Monday 29 July 2013

Roadmap for Heat Havana (part 2)

So with havana2 workload and holidays delaying this follow-up post it's probably a bit late to really call this a roadmap, but what follows is a status update and some further details on what we're working on delivering (or have delivered) for Heat's Havana cycle:

Ceilometer Integration

Some great work has been going on adding alarming features to ceilometer, and recently some patches have been landing integrating Heat with this alarming capability.  This should allow us to move away from maintaining a metric store and alarming functionality inside heat, which will provide a many benefits:


  • Align with one openstack metric/alarm solution
  • Some alarms can use existing hypervisor-level metrics instead of in-instance agent
  • Allow extensible alarm resources via Provider templates
  • Removal of heat-engine periodic evaluation tasks (which will allow easier engine scale-out)

Heat (grizzy) metric collection mechanism
Heat (grizzy) metric collection mechanism
The diagram above illustrates how the metric collection works in grizzly heat - all metric data is collected via a "cfn-push-stats" agent (typically via a cron job defined in the stack template), which requires credentials (a keystone ec2-keypair) to be deployed inside the instance.  The metric data is stored in the heat-engine database, and a periodic task evaluates the currently stored data against the alarm thresholds defined in the template.  All in all, a crude (but simple) mechanism which has proven sufficient for initial Heat development purposes in the absence of ceilometer metric/alarm functionality.

The Havana Heat metric collection mechanism will look different, introducing a dependency on the ceilometer service, which can provide access to the hypervisor level statistics, avoiding the in-instance aspect of the method described above for many metric types:

Heat (Havana) metric collection/alarms via Ceilometer
Heat (Havana) metric collection/alarms via Ceilometer
We are also planning to support a compatibility mode (probably for one release cycle) which will allow existing templates using cfn-push-stats to work with the new Ceilometer based alarm mechanism:


This should allow existing users of the Heat metric/alarm features time to migrate to the new metric collection method, and also give us time to work out if a Ceilometer tool or agent will be developed which can replace cfn-push-stats (or if cfn-push-stats can be reworked to direct metric data to a Ceilometer API equivalent of PutMetricData), the exact way forward here is still under discussion.

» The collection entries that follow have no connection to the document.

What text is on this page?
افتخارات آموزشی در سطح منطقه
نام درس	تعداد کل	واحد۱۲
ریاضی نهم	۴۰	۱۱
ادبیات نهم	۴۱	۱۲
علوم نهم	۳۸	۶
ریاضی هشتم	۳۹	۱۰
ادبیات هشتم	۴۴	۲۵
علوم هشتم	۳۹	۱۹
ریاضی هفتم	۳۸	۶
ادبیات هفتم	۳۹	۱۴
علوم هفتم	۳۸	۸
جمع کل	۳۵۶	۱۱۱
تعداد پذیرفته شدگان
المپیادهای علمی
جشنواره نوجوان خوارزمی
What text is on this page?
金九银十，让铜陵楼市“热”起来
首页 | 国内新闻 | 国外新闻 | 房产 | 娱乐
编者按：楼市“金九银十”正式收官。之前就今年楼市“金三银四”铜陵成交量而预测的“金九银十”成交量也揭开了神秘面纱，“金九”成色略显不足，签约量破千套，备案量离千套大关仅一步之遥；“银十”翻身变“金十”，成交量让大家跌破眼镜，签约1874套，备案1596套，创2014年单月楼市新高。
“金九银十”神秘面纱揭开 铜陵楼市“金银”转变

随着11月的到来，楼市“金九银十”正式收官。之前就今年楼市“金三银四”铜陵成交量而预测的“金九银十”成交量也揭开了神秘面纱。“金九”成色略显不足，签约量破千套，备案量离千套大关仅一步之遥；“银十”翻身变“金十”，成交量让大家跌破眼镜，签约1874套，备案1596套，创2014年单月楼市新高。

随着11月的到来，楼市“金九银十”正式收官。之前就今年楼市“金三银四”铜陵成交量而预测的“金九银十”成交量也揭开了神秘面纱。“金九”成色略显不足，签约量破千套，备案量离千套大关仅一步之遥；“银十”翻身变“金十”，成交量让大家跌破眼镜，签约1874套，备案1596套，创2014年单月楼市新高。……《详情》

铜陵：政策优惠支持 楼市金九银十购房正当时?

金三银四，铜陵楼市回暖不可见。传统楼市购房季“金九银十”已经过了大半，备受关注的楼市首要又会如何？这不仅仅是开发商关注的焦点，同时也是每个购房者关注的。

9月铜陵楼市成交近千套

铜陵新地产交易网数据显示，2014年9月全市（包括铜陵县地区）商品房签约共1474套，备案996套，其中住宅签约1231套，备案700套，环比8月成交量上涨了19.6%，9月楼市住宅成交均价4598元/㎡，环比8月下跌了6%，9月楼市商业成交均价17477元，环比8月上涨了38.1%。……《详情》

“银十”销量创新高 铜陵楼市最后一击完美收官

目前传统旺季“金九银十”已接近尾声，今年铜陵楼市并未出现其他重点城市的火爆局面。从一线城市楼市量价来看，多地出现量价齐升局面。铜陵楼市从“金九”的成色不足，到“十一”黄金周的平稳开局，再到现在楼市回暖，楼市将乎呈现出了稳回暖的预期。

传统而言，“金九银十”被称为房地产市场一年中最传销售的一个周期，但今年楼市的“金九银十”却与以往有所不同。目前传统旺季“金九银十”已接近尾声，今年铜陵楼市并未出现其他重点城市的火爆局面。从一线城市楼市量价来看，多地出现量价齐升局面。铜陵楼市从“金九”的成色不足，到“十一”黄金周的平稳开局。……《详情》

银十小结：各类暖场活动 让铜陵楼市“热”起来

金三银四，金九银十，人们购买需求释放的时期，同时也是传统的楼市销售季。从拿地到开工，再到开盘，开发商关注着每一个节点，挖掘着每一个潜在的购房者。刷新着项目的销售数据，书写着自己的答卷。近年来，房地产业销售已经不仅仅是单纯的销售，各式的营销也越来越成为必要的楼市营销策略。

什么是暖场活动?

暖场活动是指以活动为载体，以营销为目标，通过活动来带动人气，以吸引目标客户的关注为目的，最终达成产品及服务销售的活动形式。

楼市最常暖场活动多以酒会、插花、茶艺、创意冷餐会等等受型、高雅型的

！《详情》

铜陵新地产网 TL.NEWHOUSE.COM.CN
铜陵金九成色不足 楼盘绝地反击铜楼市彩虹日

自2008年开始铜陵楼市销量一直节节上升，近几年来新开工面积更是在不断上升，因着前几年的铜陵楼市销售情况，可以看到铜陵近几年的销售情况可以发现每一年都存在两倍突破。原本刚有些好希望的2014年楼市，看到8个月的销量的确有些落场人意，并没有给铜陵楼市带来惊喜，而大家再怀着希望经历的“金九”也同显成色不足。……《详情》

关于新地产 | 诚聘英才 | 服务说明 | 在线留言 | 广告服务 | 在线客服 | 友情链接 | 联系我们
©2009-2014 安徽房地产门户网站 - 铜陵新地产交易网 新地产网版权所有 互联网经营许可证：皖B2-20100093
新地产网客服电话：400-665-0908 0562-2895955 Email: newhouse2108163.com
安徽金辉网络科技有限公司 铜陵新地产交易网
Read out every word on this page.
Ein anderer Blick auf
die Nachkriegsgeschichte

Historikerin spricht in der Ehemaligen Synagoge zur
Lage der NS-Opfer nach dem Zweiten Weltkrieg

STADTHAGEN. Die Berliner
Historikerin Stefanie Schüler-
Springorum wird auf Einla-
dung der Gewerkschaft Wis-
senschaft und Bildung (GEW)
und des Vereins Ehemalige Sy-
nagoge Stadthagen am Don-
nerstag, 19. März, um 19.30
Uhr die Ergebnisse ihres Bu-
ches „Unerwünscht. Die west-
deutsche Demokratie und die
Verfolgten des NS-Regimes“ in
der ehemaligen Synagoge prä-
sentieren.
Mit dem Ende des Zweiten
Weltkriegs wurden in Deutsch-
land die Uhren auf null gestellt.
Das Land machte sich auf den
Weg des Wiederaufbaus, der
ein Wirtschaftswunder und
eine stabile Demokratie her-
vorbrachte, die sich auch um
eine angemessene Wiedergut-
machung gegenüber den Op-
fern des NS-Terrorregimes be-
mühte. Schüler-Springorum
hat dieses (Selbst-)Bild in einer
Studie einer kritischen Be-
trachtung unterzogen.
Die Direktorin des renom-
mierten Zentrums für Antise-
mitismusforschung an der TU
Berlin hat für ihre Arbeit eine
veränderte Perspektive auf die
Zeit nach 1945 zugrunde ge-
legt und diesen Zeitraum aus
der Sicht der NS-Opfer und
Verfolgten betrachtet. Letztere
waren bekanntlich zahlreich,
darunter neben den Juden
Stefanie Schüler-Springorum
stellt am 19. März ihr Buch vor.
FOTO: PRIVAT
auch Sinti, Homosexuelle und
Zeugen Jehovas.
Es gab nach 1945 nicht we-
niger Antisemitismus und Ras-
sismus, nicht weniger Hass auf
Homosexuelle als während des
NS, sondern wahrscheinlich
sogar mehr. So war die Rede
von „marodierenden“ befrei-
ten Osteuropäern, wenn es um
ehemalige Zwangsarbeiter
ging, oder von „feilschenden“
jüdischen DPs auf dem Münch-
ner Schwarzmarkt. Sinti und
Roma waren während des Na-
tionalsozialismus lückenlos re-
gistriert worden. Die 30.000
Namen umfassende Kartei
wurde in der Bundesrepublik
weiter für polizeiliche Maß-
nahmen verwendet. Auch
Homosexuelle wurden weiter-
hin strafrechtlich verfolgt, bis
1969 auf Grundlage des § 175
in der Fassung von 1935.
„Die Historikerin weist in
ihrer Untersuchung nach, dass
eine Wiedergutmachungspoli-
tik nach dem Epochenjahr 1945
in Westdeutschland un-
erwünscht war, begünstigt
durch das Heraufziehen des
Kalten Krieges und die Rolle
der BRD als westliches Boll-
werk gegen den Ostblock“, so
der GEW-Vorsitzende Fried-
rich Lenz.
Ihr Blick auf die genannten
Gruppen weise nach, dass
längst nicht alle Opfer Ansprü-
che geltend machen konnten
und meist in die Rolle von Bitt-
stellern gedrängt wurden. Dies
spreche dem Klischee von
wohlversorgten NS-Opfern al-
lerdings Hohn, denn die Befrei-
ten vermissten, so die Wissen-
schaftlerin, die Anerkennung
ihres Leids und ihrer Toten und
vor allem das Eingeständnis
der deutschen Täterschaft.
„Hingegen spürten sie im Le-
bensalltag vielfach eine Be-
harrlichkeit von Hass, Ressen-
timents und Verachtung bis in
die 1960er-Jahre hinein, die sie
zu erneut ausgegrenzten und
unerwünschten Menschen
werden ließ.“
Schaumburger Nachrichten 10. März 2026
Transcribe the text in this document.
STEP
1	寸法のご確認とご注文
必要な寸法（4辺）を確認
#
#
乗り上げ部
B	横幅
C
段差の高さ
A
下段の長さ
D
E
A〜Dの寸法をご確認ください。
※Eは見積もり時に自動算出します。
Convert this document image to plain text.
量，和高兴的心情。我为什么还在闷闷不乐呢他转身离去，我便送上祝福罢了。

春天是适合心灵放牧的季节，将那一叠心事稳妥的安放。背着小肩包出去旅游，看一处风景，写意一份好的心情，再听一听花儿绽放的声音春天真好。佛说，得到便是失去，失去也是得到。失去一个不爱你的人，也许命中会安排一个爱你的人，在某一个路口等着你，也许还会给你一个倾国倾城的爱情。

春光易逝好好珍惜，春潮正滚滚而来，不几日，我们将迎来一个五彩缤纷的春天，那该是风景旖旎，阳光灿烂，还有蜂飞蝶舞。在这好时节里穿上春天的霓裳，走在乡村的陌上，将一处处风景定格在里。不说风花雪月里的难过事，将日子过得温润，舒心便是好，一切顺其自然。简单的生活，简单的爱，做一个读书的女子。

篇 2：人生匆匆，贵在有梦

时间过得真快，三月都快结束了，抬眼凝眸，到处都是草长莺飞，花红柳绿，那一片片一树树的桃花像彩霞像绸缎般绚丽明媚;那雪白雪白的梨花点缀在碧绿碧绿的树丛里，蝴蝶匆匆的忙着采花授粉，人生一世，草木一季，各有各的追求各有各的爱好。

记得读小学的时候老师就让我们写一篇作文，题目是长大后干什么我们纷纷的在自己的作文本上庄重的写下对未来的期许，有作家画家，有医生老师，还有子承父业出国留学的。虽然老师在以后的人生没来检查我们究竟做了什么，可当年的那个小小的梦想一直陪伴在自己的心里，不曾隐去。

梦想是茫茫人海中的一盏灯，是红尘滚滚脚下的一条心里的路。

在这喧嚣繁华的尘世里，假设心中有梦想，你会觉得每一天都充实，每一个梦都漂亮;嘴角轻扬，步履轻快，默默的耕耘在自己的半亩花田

Keystone Trusts Integration

Work is in-progress to integrate with the Keystone explicit impersonation "Trusts" feature which was added as a v3 API extension for grizzly.  The initial focus will be to remove the requirement to store encrypted credentials in the Heat DB (which are used for post-create stack actions, for example AutoScaling adjustments), instead we will create a trust token with the minimum possible roles to perform these actions.

A second thread of this work is to provide an alternative to creating actual keystone users related to the User, AccessKey and WaitConditionHandle resources - because these resource depend on creating an ec2-keypair we need a way to create a keypair from a trust token, which has been proposed as a new keystone feature, but not yet implemented.  As such it's not yet clear if we'll be able to complete this second step in the Havana time-frame, but we're looking into it! :)

HOT Progress

Work has been progressing well in delivering the abstractions related to the new HOT DSL, in particular the work related to Provider resources and Environments is now largely complete, the initial "hello world" HOT parser implementation has been completed, and work is under-way completing the various additional blueprints required to enable more complex templates to be expressed.  It's a huge piece of work, but all those involved are doing a great job pushing things in the right direction.

And Much More...

There is much more that I've not covered here (more stack update improvements, more neutron fixes and functionality, heat standalone mode, converting InstanceGroups to nested stacks, event persistence, to name a few), but that's all I have time for today - hopefully the info above provides some useful context and detail!